I’ve been back in NY for a week. Cait and Brieanna’s visit this past weekend was the highlight. Mostly I’ve been stumbling around, jet-lagged, ears popping, scheming about how to get back to the UK as soon as possible. 

Bookending the trip with two extra days in NYC was nice, though. 


London, first postscript. 

How could I forget HIGH TEA at the Hurlingham Club with Victoria, who I have not seen since I was a wee thing of fourteen? The English really know how to do tea and tea-related snacks, oh my goodness. 

We walked around the club’s grounds afterwards and saw some duck rape and got very flustered and didn’t know what to do. Yet another occasion of English woodland creatures who just have no scruples whatsoever about public indecency.


London, final round.

The tallest Ferris wheel in the western hemisphere is the London Eye, on the south bank of the Thames river. It takes half an hour to make a full rotation, and it moves slowly enough for people to get on and off without needing to stop.
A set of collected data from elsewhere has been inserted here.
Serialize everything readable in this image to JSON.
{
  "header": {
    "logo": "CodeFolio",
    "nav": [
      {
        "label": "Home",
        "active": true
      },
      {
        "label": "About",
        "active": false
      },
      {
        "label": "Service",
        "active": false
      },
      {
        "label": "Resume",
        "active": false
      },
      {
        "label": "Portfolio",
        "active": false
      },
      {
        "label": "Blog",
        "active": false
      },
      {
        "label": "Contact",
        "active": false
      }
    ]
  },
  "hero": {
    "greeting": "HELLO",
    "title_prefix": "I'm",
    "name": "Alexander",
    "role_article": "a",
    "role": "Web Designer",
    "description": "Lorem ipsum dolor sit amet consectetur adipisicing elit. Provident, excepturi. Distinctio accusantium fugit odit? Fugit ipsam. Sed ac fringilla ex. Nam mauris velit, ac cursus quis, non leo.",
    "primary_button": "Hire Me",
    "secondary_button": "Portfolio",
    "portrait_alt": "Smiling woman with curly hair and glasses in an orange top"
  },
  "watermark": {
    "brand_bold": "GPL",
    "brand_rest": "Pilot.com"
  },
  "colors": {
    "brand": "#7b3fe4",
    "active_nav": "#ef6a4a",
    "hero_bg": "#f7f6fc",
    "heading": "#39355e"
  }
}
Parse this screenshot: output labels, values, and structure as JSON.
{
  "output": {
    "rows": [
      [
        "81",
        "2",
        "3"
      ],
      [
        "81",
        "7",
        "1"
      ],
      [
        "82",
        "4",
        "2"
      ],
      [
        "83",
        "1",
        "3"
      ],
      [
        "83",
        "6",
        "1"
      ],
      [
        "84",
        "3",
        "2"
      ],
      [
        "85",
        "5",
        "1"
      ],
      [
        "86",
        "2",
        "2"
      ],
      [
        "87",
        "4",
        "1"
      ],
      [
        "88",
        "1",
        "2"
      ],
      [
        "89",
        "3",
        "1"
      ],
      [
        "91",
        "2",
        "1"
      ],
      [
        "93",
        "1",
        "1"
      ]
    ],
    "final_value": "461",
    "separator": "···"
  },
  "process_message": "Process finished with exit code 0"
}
You get on this little glass-enclosed pod, about the size of a very large elevator, and it lifts you way up in the air and gives you a really stellar view of the city before gently lowering you back down.

The first pictures that Ben and I ever took of each other was during this ride into the sky.


London, round fifteen. 

Went up north for a booze & bonfire shindig at Ben’s friend’s house, which happened to be a beautiful little quasi-rural retreat, where we drank ourselves silly and met a whole medley of English (and two Scottish!) fellows who mostly just called me “Hey, American girl!” and told me stories which I have largely forgotten because of all the cider, you know how it goes. 

My coat still smells of the bonfire. I never want to wash it.


London, round fourteen.

Road sign puns were everywhere, but I saw this one most often. I giggled every time.


London, round thirteen. 

Little things. Regular and “MANSIZE” tissues, sinks with two faucets, drug lingo that goes right over my head, and a dirty magazine with my name on it.


London, round twelve.

Stair porn.


London, round eleven.

Directing the navigationally challenged, one helpful sign at a time.


London, round ten. 

Favorite statues. Peter Pan, some guy watering himself at the Tate Modern, and Paddington Bear.


London, round nine.

Scenery: you’re doing it right.


London, round eight.

Forgot to mention that before leaving NY I had an excellent crepe-and-the-High-Line date with Kat. 


London, round seven.

Two more museums: the Churchill War Rooms, in which I was smashed on cider at the time, and the Natural History Museum, in which I came face to face with, among other things, the skull of a crocodile whose mouth was big enough to fit my whole body inside without effort. Alarming. 


London, round six.

Museums and markets. The Tate Modern, the Clink, the Golden Hind, Covent Garden, Borough Market, Jubilee Market, and the brain exhibit at the Wellcombe Collection. Not pictured: Camden Town, Oxford Circus, some cathedrals whose names I forgot, the Tate Britain, Trafalgar Square, Somerset House, and probably something else.

Having so much fun that you forget to take pictures is great in the moment but then you kick yourself for it later. 


London, round five.

They’re quite fond of building adorable cottages inside public parks and then putting fences around them with a sign saying you can’t go in. Bastards.


London, round four.

The native cuisine is really something, y’all. Meringues as big as [American] footballs, cock soup, Marmite (which tastes like fermented swamp ass), and Utterly Butterly, a name which is best spoken in a genuine English accent because the way they deliver those t’s is really a thing of beauty.